In Bilski v. Kappos, the U.S. Supreme Court rejected one business method patent for hedging weather risks in commodities trading, but opens the door to other business method patents that could affect consumer cost in a wide variety of industries, including medical testing and retirement planning.
AARP had filed an amicus brief arguing that abstract ideas like business methods should not be patented. The brief, filed by AARP Foundation Litigation attorneys in conjunction with 11 law and science professors, detailed the history of patent law and pointed out that abstract ideas like discoveries of phenomena of nature have long been unpatentable under the fundamental underpinnings of patent law. Patenting phenomena of nature and mathematical formulas impedes progress by setting natural discoveries and processes apart for use only by a few. In contrast, patent law only protects those inventions that create or transform natural phenomena in nonobvious ways.
AARP's brief noted that science, nature and ideas (claimed as such or without invention in their application) for centuries consistently have been held to be excluded from the patent system.
Agreeing with AARP, the Supreme Court unanimously ruled that Bilski's business practice was not patentable. However, it did not categorically rule out such patents; by a narrow one-vote margin it ruled that "a business method is simply one kind of 'method' that is, at least in some circumstances, eligible for patenting."
What's at Stake
The implications of this case are very real and tangible.
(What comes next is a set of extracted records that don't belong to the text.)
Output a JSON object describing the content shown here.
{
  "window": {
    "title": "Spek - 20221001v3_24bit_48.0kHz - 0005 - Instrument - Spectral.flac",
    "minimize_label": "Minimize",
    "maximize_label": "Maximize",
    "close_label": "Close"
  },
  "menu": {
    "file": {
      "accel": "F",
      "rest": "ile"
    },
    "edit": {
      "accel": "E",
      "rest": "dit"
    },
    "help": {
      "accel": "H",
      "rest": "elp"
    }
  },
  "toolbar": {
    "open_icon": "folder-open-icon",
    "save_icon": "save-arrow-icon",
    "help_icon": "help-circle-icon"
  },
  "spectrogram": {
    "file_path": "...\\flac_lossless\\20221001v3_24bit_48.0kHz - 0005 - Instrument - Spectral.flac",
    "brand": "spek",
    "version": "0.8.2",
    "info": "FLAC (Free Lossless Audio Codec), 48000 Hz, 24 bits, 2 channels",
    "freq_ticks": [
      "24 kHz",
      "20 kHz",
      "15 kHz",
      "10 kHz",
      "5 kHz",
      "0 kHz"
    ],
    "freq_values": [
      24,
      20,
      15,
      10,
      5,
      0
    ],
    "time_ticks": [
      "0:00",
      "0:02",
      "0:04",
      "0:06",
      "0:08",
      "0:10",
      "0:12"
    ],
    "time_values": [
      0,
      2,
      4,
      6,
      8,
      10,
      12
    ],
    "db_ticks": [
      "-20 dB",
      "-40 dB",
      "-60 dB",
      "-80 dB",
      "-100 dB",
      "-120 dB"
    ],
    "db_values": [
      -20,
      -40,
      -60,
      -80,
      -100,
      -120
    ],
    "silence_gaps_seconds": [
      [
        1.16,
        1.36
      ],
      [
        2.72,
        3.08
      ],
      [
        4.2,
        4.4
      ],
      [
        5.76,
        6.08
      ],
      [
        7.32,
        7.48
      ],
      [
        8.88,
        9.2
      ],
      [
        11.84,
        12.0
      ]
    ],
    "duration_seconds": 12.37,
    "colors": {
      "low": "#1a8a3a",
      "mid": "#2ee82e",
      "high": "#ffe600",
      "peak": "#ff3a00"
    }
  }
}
Because a growing number of retirement plan methods, strategies and designs are seeking patent protection under a similar business process approach, there is a concern that classifying business methods such as retirement plan strategies as "patented" or "patent pending" could lead to the misconception that the strategy is both legitimate and government-approved and that patenting strategies could improperly add to their cost. Granting patent protection to "abstract ideas" or tax strategies could also limit their use and the retirement options available to people, argued AARP's brief. Additionally, the cost of patent protection for business ideas could result in significantly higher fees for services for financial planning and medical testing. Unfortunately, the Supreme Court declined to delineate the limits of business method patents, leaving unanswered the exact cost to consumers in the future.
AARP's brief in Bilski is the latest in AARP legal advocacy efforts seeking to ensure an open and free marketplace that is not unduly hindered by overly liberal granting of patent protections.